A new Canadian study revealed that people with severe food insecurity incurs more healthcare costs than people who are food secure.
People with food insecurity has inadequate access to food owing to low income, hence these people also suffer from poor physical and mental health condition, which is documented extensively for children and adults alike, said Valerie Tarasuk, the lead author, hailing from the University of Toronto. She also revealed that during the course of the study, he along with his team was able to quantify the healthcare expenditure associated with the food insecurity. The information was shared by Tarasuk over phone to Reuters Health.
In developed countries such as the United States low income often leads to food security and poor access to healthcare facilities, which further complicates the analysis into the study of food insecurity, she said.
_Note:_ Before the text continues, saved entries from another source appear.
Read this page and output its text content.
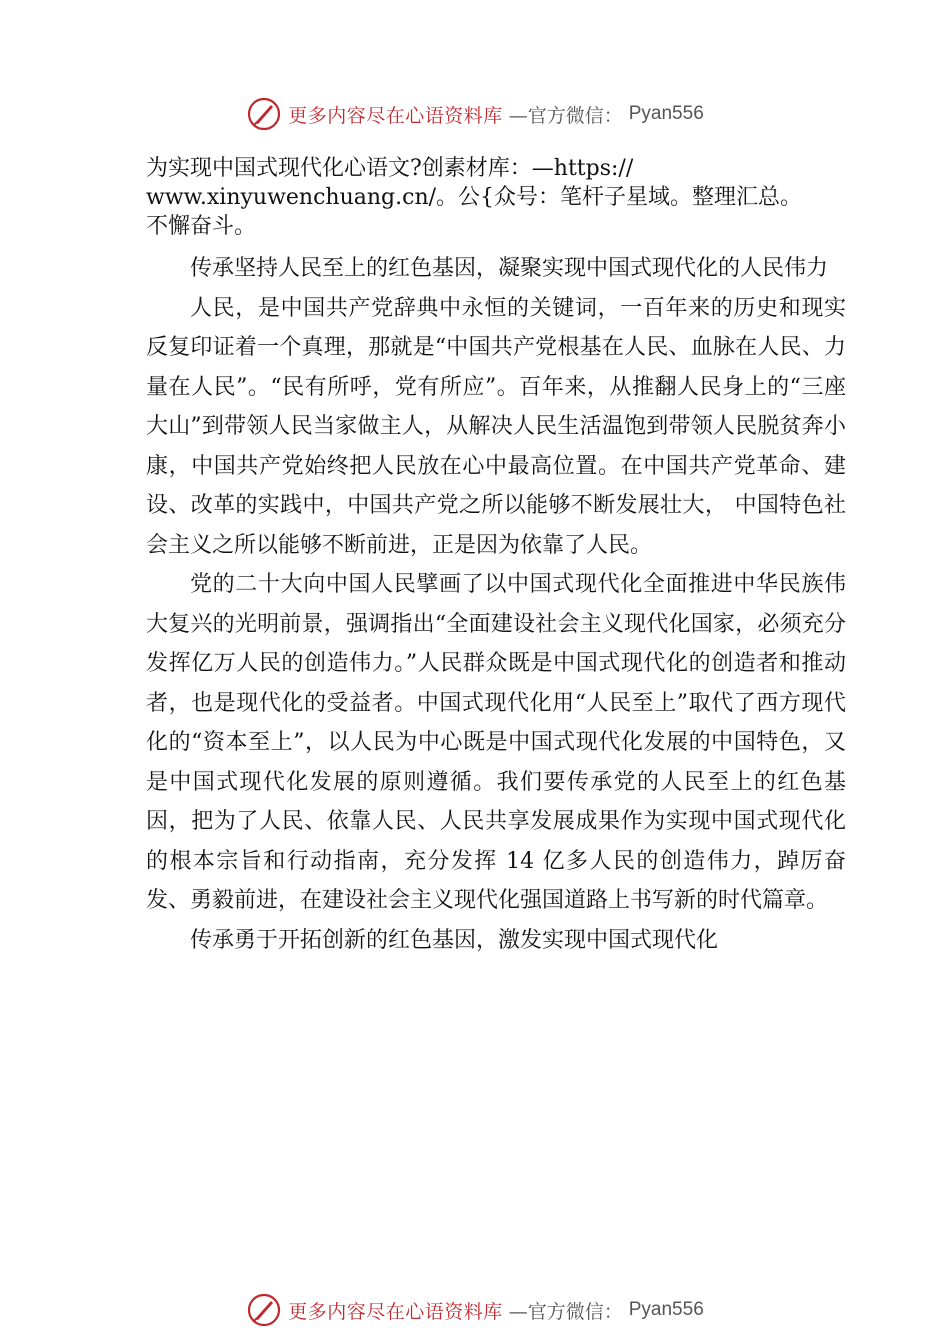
更多内容尽在心语资料库 —官方微信： Pyan556

为实现中国式现代化心语文?创素材库：—https://
www.xinyuwenchuang.cn/。公{众号：笔杆子星域。整理汇总。
不懈奋斗。

传承坚持人民至上的红色基因，凝聚实现中国式现代化的人民伟力

人民，是中国共产党辞典中永恒的关键词，一百年来的历史和现实反复印证着一个真理，那就是“中国共产党根基在人民、血脉在人民、力量在人民”。“民有所呼，党有所应”。百年来，从推翻人民身上的“三座大山”到带领人民当家做主人，从解决人民生活温饱到带领人民脱贫奔小康，中国共产党始终把人民放在心中最高位置。在中国共产党革命、建设、改革的实践中，中国共产党之所以能够不断发展壮大， 中国特色社会主义之所以能够不断前进，正是因为依靠了人民。

党的二十大向中国人民擘画了以中国式现代化全面推进中华民族伟大复兴的光明前景，强调指出“全面建设社会主义现代化国家，必须充分发挥亿万人民的创造伟力。”人民群众既是中国式现代化的创造者和推动者，也是现代化的受益者。中国式现代化用“人民至上”取代了西方现代化的“资本至上”，以人民为中心既是中国式现代化发展的中国特色，又是中国式现代化发展的原则遵循。我们要传承党的人民至上的红色基因，把为了人民、依靠人民、人民共享发展成果作为实现中国式现代化的根本宗旨和行动指南，充分发挥 14 亿多人民的创造伟力，踔厉奋发、勇毅前进，在建设社会主义现代化强国道路上书写新的时代篇章。

传承勇于开拓创新的红色基因，激发实现中国式现代化

更多内容尽在心语资料库 —官方微信： Pyan556
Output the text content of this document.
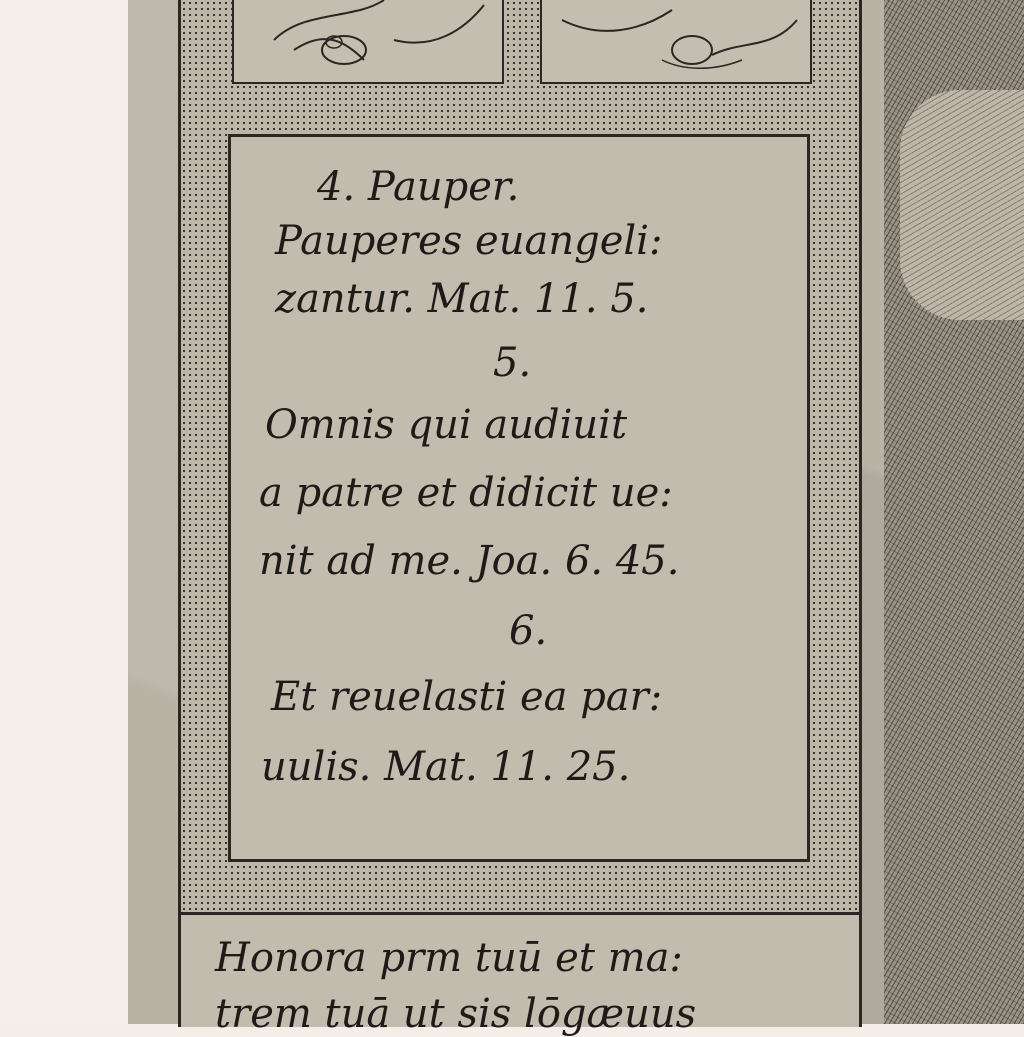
4. Pauper.
Pauperes euangeli:
zantur. Mat. 11. 5.
5.
Omnis qui audiuit
a patre et didicit ue:
nit ad me. Joa. 6. 45.
6.
Et reuelasti ea par:
uulis. Mat. 11. 25.
Honora prm tuū et ma:
trem tuā ut sis lōgæuus
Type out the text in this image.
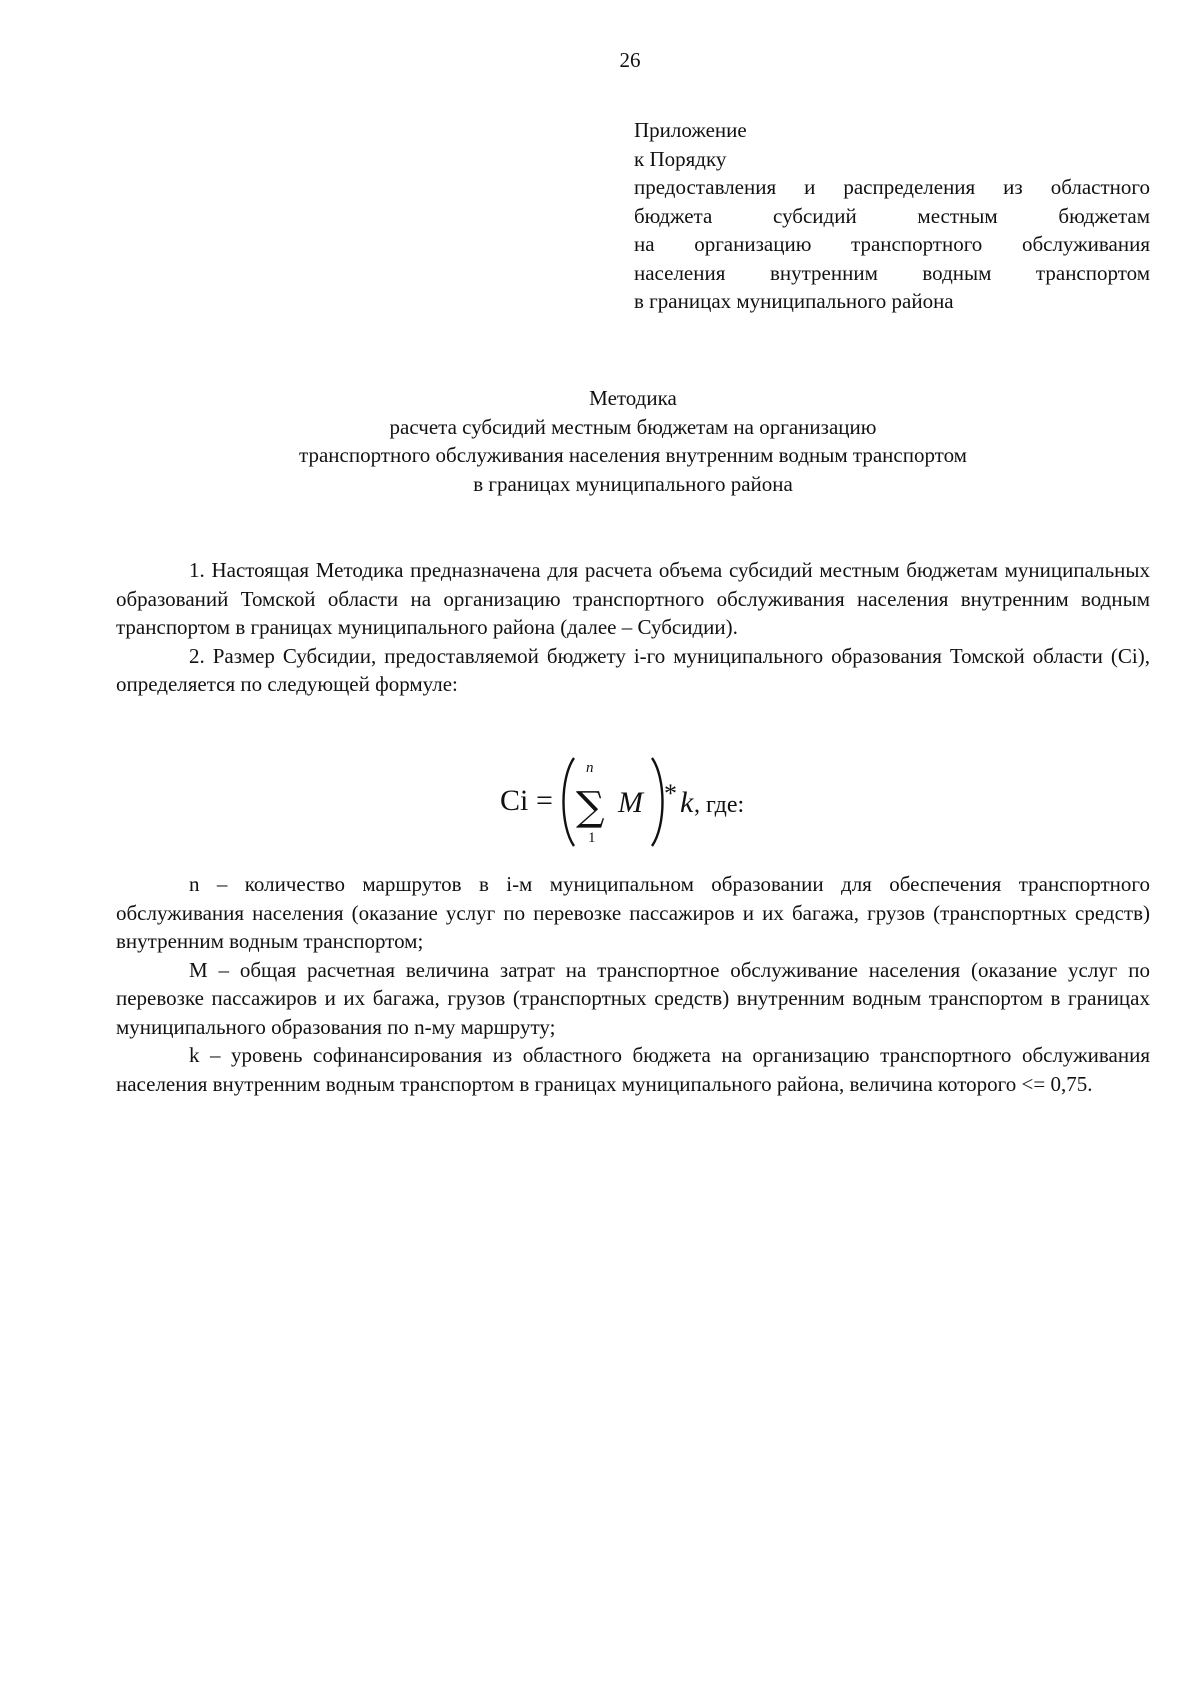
26
Приложение
к Порядку
предоставления и распределения из областного
бюджета субсидий местным бюджетам
на организацию транспортного обслуживания
населения внутренним водным транспортом
в границах муниципального района
Методика
расчета субсидий местным бюджетам на организацию
транспортного обслуживания населения внутренним водным транспортом
в границах муниципального района

1. Настоящая Методика предназначена для расчета объема субсидий местным бюджетам муниципальных образований Томской области на организацию транспортного обслуживания населения внутренним водным транспортом в границах муниципального района (далее – Субсидии).

2. Размер Субсидии, предоставляемой бюджету i-го муниципального образования Томской области (Ci), определяется по следующей формуле:

Ci =
n
∑
1
M * k , где:

n – количество маршрутов в i-м муниципальном образовании для обеспечения транспортного обслуживания населения (оказание услуг по перевозке пассажиров и их багажа, грузов (транспортных средств) внутренним водным транспортом;

M – общая расчетная величина затрат на транспортное обслуживание населения (оказание услуг по перевозке пассажиров и их багажа, грузов (транспортных средств) внутренним водным транспортом в границах муниципального образования по n-му маршруту;

k – уровень софинансирования из областного бюджета на организацию транспортного обслуживания населения внутренним водным транспортом в границах муниципального района, величина которого <= 0,75.
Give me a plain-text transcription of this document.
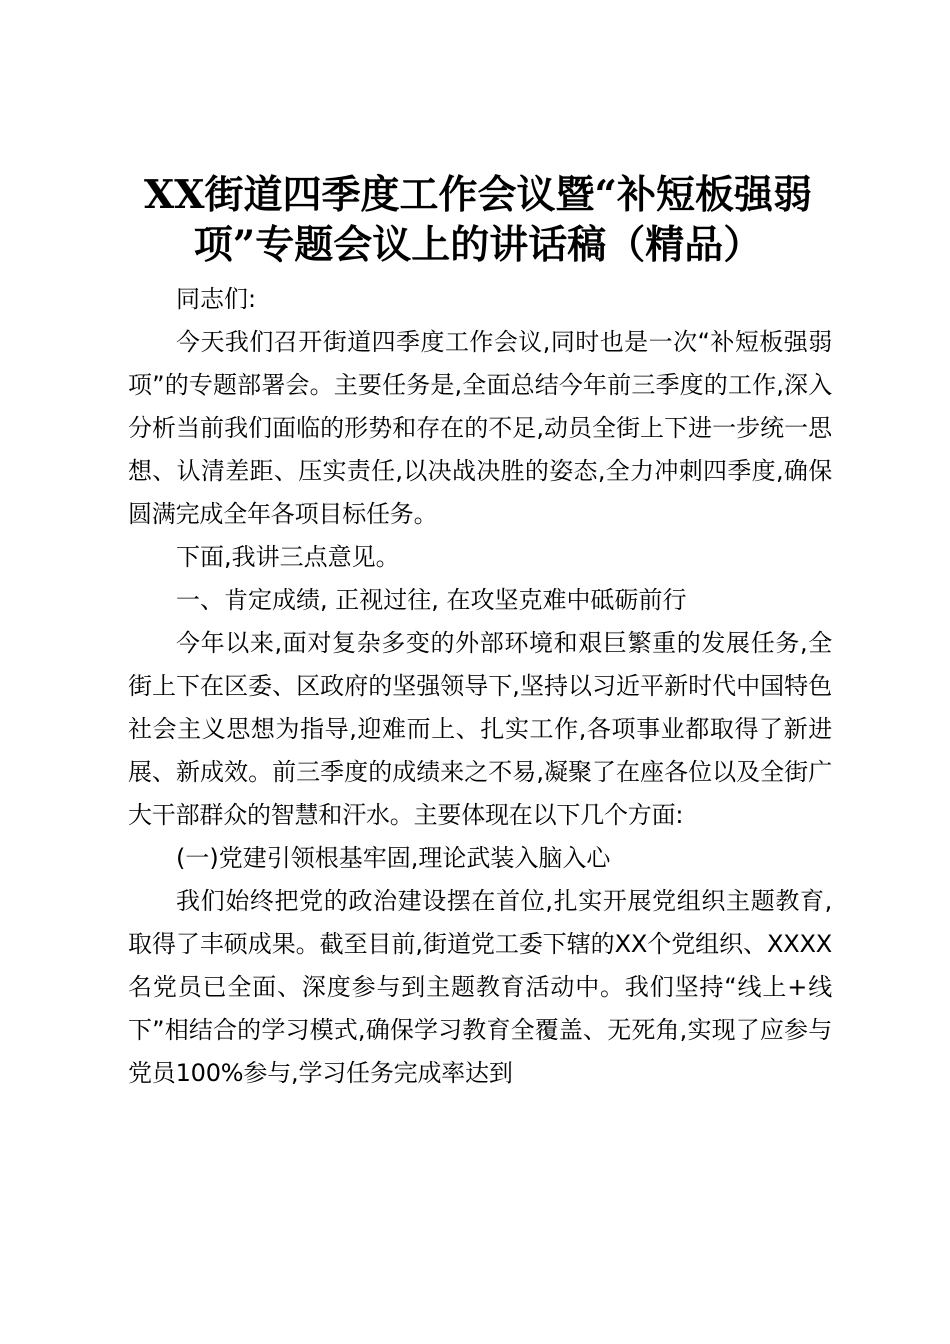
XX街道四季度工作会议暨“补短板强弱项”专题会议上的讲话稿（精品）

同志们:

今天我们召开街道四季度工作会议,同时也是一次“补短板强弱项”的专题部署会。主要任务是,全面总结今年前三季度的工作,深入分析当前我们面临的形势和存在的不足,动员全街上下进一步统一思想、认清差距、压实责任,以决战决胜的姿态,全力冲刺四季度,确保圆满完成全年各项目标任务。

下面,我讲三点意见。

一、肯定成绩, 正视过往, 在攻坚克难中砥砺前行

今年以来,面对复杂多变的外部环境和艰巨繁重的发展任务,全街上下在区委、区政府的坚强领导下,坚持以习近平新时代中国特色社会主义思想为指导,迎难而上、扎实工作,各项事业都取得了新进展、新成效。前三季度的成绩来之不易,凝聚了在座各位以及全街广大干部群众的智慧和汗水。主要体现在以下几个方面:

(一)党建引领根基牢固,理论武装入脑入心

我们始终把党的政治建设摆在首位,扎实开展党组织主题教育,取得了丰硕成果。截至目前,街道党工委下辖的XX个党组织、XXXX名党员已全面、深度参与到主题教育活动中。我们坚持“线上+线下”相结合的学习模式,确保学习教育全覆盖、无死角,实现了应参与党员100%参与,学习任务完成率达到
However, in Canada low income group people enjoy equal access to food thoroughly publicly funded health system. The study was conducted on a demography of 67,033 adults based in Ontario between the age group of 18 years to 64 years. These people had also participated in the Canadian Community Health Survey conducted in 2005, 2008, and 2010.
The participants were asked 18 questions based on their daily access to food. The answers and the data regarding the neighborhood income level were then linked to a database of the direct healthcare costs of the participants in the public funded healthcare system of Canada. This comprised emergency room visits, psychiatric and acute hospital stays, day surgeries, prescription drugs, home care, and physician visits.
According to the results obtained from the survey, about 4 per cent of households were food insecure, but only marginally. Almost 5 per cent of the household were moderately insecure, while a meager 3 per cent of the household suffered from severe food insecurity.